Le parcours de Mayotte à travers l’histoire n’a jamais été un long fleuve tranquille et tant s’en faut. Premier peuplements venant du continent Africain, envahisseurs Arabes, luttes incessantes avec les îles voisines de l’archipel des Comores et entre ses propres sultans, traite des esclaves par les Arabes et les Indonésiens puis les Portugais, Mayotte entre finalement dans le giron de la France pendant la dernière partie du 19ème siècle dans le cadre d’un protectorat regroupant l’ensemble des Comores et Madagascar. C’est aussi l’époque de l’abolition de l’esclavage qui est rapidement remplacé par le travail forcé dans les plantations.

ISBN :978-2-7468-3905-2
Après la deuxième guerre mondiale, L’ONU fait pression sur les puissances coloniales comme la France pour rendre leur indépendance aux peuples autochtones. En 1974 la France s’apprête à signer un traité faisant de l’ensemble de l’archipel des Comores un nouveau pays libre et indépendant. Mais les mahorais voient d’un très mauvais œil d’être amalgamés aux autres îles de l’archipel avec lesquelles ils se sont tant battus par le passé. Ils font pression sur le gouvernement et un référendum, pour ou contre l’indépendance est organisé séparément dans chaque île. Mayotte vote à une écrasante majorité contre, alors que le reste de l’archipel fait le choix inverse. Mayotte devient Territoire d’outre-mer. Ce n’est qu’en 2009 qu’un nouveau referendum est organisé et que l’île devient le 101ème département Français. Mais la paix et la sérénité de l’archipel ne sont pas pour autant au rendez-vous.

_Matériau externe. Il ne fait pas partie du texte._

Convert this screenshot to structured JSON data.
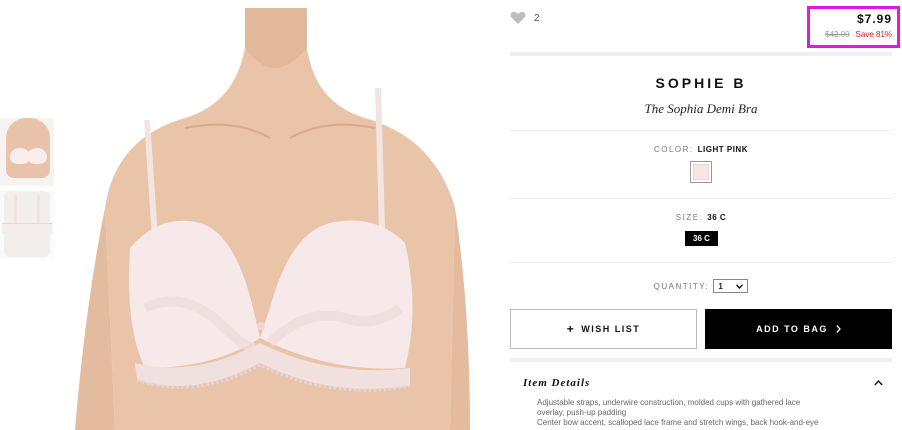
{
  "likes": {
    "count": "2",
    "icon": "heart-icon"
  },
  "price": {
    "current": "$7.99",
    "original": "$42.00",
    "save": "Save 81%",
    "highlight_color": "#e018e0",
    "save_color": "#d42020"
  },
  "product": {
    "brand": "SOPHIE B",
    "name": "The Sophia Demi Bra"
  },
  "color": {
    "label": "COLOR:",
    "value": "LIGHT PINK",
    "swatch": "#f7e6e6"
  },
  "size": {
    "label": "SIZE:",
    "value": "36 C",
    "chip": "36 C"
  },
  "quantity": {
    "label": "QUANTITY:",
    "value": "1"
  },
  "buttons": {
    "wishlist": "WISH LIST",
    "add_to_bag": "ADD TO BAG"
  },
  "details": {
    "title": "Item Details",
    "lines": [
      "Adjustable straps, underwire construction, molded cups with gathered lace",
      "overlay, push-up padding",
      "Center bow accent, scalloped lace frame and stretch wings, back hook-and-eye"
    ]
  }
}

Ce département, qui compte 275 000 habitants officiellement recensés (mais plus de 300 000 en réalité), ne dispose pratiquement d’aucune ressource, pas d’industrie ni d’agriculture (à part quelques maraichers régulièrement pillés et une production anecdotique de vanille et d’ylang-ylang), très peu de pêche, un tourisme exsangue malgré un cadre magnifique. Des efforts semblent être fait au niveau des infrastructures (port, aéroport) mais les petites communes manquent d’infrastructure collective, le réseau routier est saturé et dans un état déplorable, les bâtiments publics ne valent guère mieux. A titre d’exemple, dans le centre historique de Dzaoudzi – chef lieu officiel du département- depuis les secousses sismiques de 2019 qui ont légèrement endommagés de nombreux bâtiments, tout est laissé à l’abandon… sauf la caserne de la légion étrangère qui a été entièrement remise à neuf…çà en dit long sur les priorités! Nous ne sommes ni sociologue ni économiste mais combinez cette situation déjà désastreuse à une forte immigration clandestine et une démographie galopante et on se retrouve en présence de tous les ingrédients d’un cocktail explosif.

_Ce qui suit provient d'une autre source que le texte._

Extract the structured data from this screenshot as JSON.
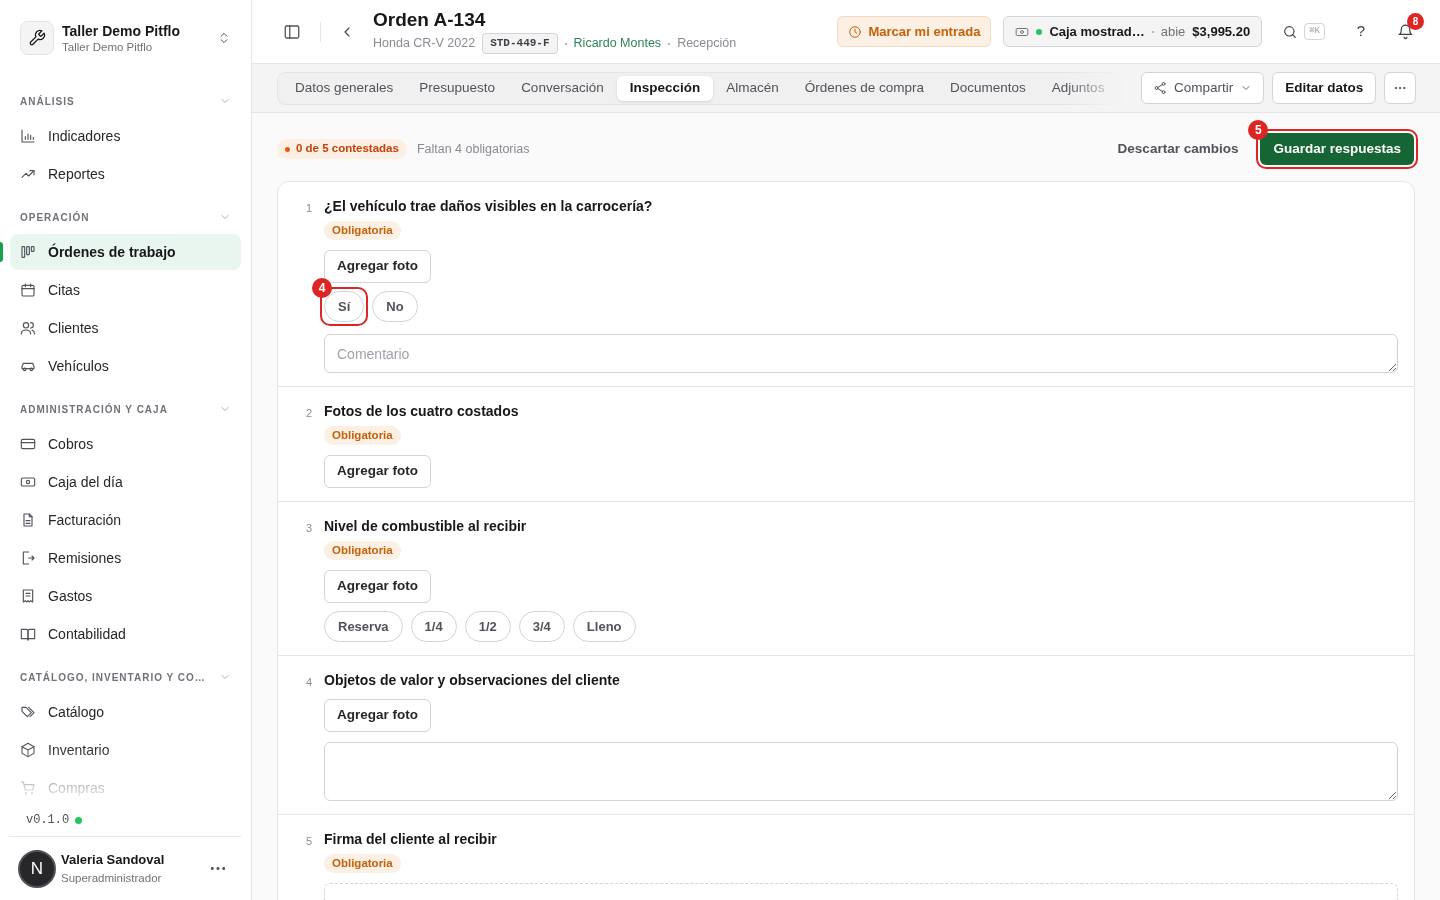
{
  "workspace": {
    "name": "Taller Demo Pitflo",
    "subtitle": "Taller Demo Pitflo"
  },
  "sidebar": {
    "sections": [
      {
        "label": "ANÁLISIS",
        "expanded": true,
        "items": [
          {
            "label": "Indicadores",
            "selected": false
          },
          {
            "label": "Reportes",
            "selected": false
          }
        ]
      },
      {
        "label": "OPERACIÓN",
        "expanded": true,
        "items": [
          {
            "label": "Órdenes de trabajo",
            "selected": true
          },
          {
            "label": "Citas",
            "selected": false
          },
          {
            "label": "Clientes",
            "selected": false
          },
          {
            "label": "Vehículos",
            "selected": false
          }
        ]
      },
      {
        "label": "ADMINISTRACIÓN Y CAJA",
        "expanded": true,
        "items": [
          {
            "label": "Cobros",
            "selected": false
          },
          {
            "label": "Caja del día",
            "selected": false
          },
          {
            "label": "Facturación",
            "selected": false
          },
          {
            "label": "Remisiones",
            "selected": false
          },
          {
            "label": "Gastos",
            "selected": false
          },
          {
            "label": "Contabilidad",
            "selected": false
          }
        ]
      },
      {
        "label": "CATÁLOGO, INVENTARIO Y CO…",
        "expanded": true,
        "items": [
          {
            "label": "Catálogo",
            "selected": false
          },
          {
            "label": "Inventario",
            "selected": false
          },
          {
            "label": "Compras",
            "selected": false
          }
        ]
      }
    ],
    "version": "v0.1.0",
    "user": {
      "initial": "N",
      "name": "Valeria Sandoval",
      "role": "Superadministrador"
    }
  },
  "header": {
    "title": "Orden A-134",
    "vehicle": "Honda CR-V 2022",
    "plate": "STD-449-F",
    "advisor": "Ricardo Montes",
    "stage": "Recepción",
    "clock_in": "Marcar mi entrada",
    "register": {
      "name": "Caja mostrad…",
      "status": "abie",
      "amount": "$3,995.20"
    },
    "shortcut": "⌘K",
    "help": "?",
    "notifications": "8"
  },
  "tabs": [
    {
      "label": "Datos generales",
      "selected": false
    },
    {
      "label": "Presupuesto",
      "selected": false
    },
    {
      "label": "Conversación",
      "selected": false
    },
    {
      "label": "Inspección",
      "selected": true
    },
    {
      "label": "Almacén",
      "selected": false
    },
    {
      "label": "Órdenes de compra",
      "selected": false
    },
    {
      "label": "Documentos",
      "selected": false
    },
    {
      "label": "Adjuntos",
      "selected": false
    }
  ],
  "actions": {
    "share": "Compartir",
    "edit": "Editar datos"
  },
  "progress": {
    "answered": "0 de 5 contestadas",
    "missing": "Faltan 4 obligatorias",
    "discard": "Descartar cambios",
    "save": "Guardar respuestas",
    "save_callout": "5"
  },
  "questions": [
    {
      "number": "1",
      "title": "¿El vehículo trae daños visibles en la carrocería?",
      "badge": "Obligatoria",
      "photo": "Agregar foto",
      "kind": "yes_no",
      "options": [
        {
          "label": "Sí",
          "selected": false,
          "callout": "4"
        },
        {
          "label": "No",
          "selected": false
        }
      ],
      "placeholder": "Comentario"
    },
    {
      "number": "2",
      "title": "Fotos de los cuatro costados",
      "badge": "Obligatoria",
      "photo": "Agregar foto",
      "kind": "photo"
    },
    {
      "number": "3",
      "title": "Nivel de combustible al recibir",
      "badge": "Obligatoria",
      "photo": "Agregar foto",
      "kind": "choice",
      "options": [
        {
          "label": "Reserva",
          "selected": false
        },
        {
          "label": "1/4",
          "selected": false
        },
        {
          "label": "1/2",
          "selected": false
        },
        {
          "label": "3/4",
          "selected": false
        },
        {
          "label": "Lleno",
          "selected": false
        }
      ]
    },
    {
      "number": "4",
      "title": "Objetos de valor y observaciones del cliente",
      "photo": "Agregar foto",
      "kind": "text"
    },
    {
      "number": "5",
      "title": "Firma del cliente al recibir",
      "badge": "Obligatoria",
      "kind": "signature"
    }
  ]
}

Et de fait, avant de venir et lors de notre arrivée, beaucoup de gens nous avait dit faite attention ne sortez pas seul surtout le soir, il y a beaucoup d’agressions. Nous ne voulions pas trop y croire, et fort heureusement il ne nous est personnellement rien arrivé pendant notre séjour mais en revenant de Kweeni… la personne qui nous prend fort aimablement en stop insiste pour nous amener directement à la barge (le bac qui relie Grande terre et Petite Terre) « je n’avait pas prévu d’y aller » nous dit-il « mais c’est plus prudent parce qu’hier, ici, c’était la guerre, des jeunes se battaient avec le forces de l’ordre à coup de barres de fer de haches et de machettes ils ont cassé des voitures et mis le feu » (un coup d’œil sur Mayotte la Première confirme les faits).

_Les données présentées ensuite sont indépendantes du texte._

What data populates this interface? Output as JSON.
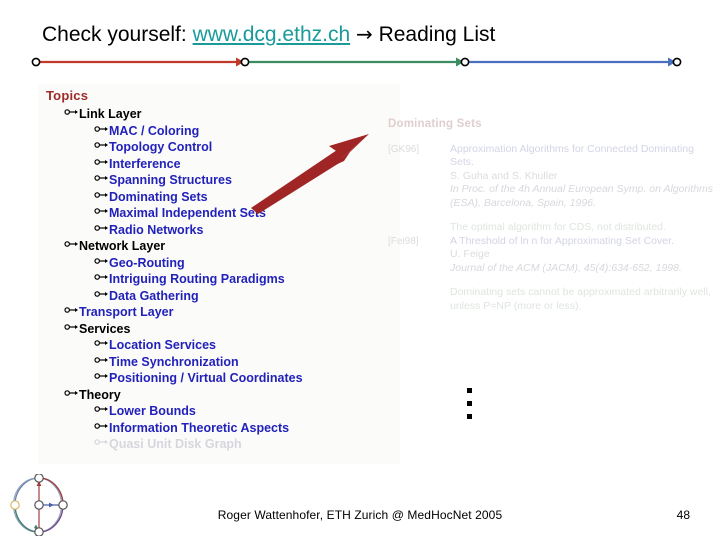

A peine rentrés au club on apprend que sur petite Terre un magasin vient d’être mis à sac et le local technique de la mairie vandalisé, butin de l’opération : une douzaine de machettes et plusieurs tronçonneuses et ce n’est sûrement pas pour jardiner. Qui sont les auteurs de ces actes ? Des voyous ? Des émigrés clandestins ? Non ! Ce sont des enfants de 9 à 17 ans avec des papiers en règle pour la plupart. Le livre de Nathacha Appanah Tropique de la violence (ISBN : 9782070197552) donne une idée poignante de la situation.

Nous avons aussi assisté en direct à un autre événement dramatique alors que nous quittions l’île mardi 24 août 2022, à 08:30, le CROSS diffuse un MAYDAY RELAY sur le canal 16. Quelqu’un vient de signaler une coque renversée dans le lagon sud. Étant déjà plusieurs milles au nord de l’île, nous mettrions une bonne demi journée pour arriver sur place, nous continuons donc notre route, mais anxieux, nous écoutons les échanges à sur la VHF. Très rapidement un hélicoptère et des embarcations de secours arrivent sur zone. Après quelque temps de recherche, les premiers naufragés sont repérés mais ce n’était qu’un début, le dernier message du CROSS avant que nous soyons hors de portée faisait état de non plus une mais quatre kwasas (barques locales) renversées. De nombreux naufragés avaient été récupérés mais une dizaine de personnes dont 5 enfants manquaient toujours. Le vent soufflait à 20-25 nœuds mais la mer n’était pas mauvaise qu’est qui a provoqué ce drame ? Sans doute les embarcations surchargée et le choix d’une passe difficile pour éviter d’être repérer. Ce type d’accident dramatique est malheureusement tellement fréquent que les médias n’en parlent même plus Mais pourquoi prendre de tels risques?
Anjouan, la Comore la plus proche n’est qu’à une quarantaine de milles, à peine une nuit en kwasa même surchargé. La différence de niveau de vie entre le département et ces îles parmi les plus pauvre du monde semble tel qu’il justifie amplement le risque aux yeux des malheureux. Le service de santé de ce pays est extrêmement cher quand il existe. Bien sûr beaucoup seront reconduit chez eux, quelques uns passerons entre les mailles du filet et s’évanouiront dans la nature ou ils essayerons de se faire oublier. Ceci est le moyen le plus risqué, mais il y a aussi les simples visites à la famille (malgré des siècles de conflit la proximité des îles fait que beaucoup de familles ont des proches ici) qui s’éternisent. Dans tous les cas, les femmes enceintes proches d’accoucher sont prises en charge et en vertu du droit du sol le bèbè est automatiquement français. Les mères venues en kwassas sont ensuite expulsées les autres sont contraintes de rentrer chez elles faute de visa et de travail mais plutôt que de repartir avec leur enfant et l’exposer à une vie de misère elles préfèrent l’abandonner sur place ou il pourra bénéficier de tout les bienfaits de notre glorieuse république. Sauf que… passé la toute première période les proches qui ont pu s’occuper de l’enfant quelques temps n’en ont plus les moyen et au bout de quelques années le gamin se retrouve livré à lui même, sans école, sans éducation sans autre référence que les bandes et leurs sombres trafics. Plus de 10 000 enfants vivant sur l’île ne seraient pas du tout scolarisés.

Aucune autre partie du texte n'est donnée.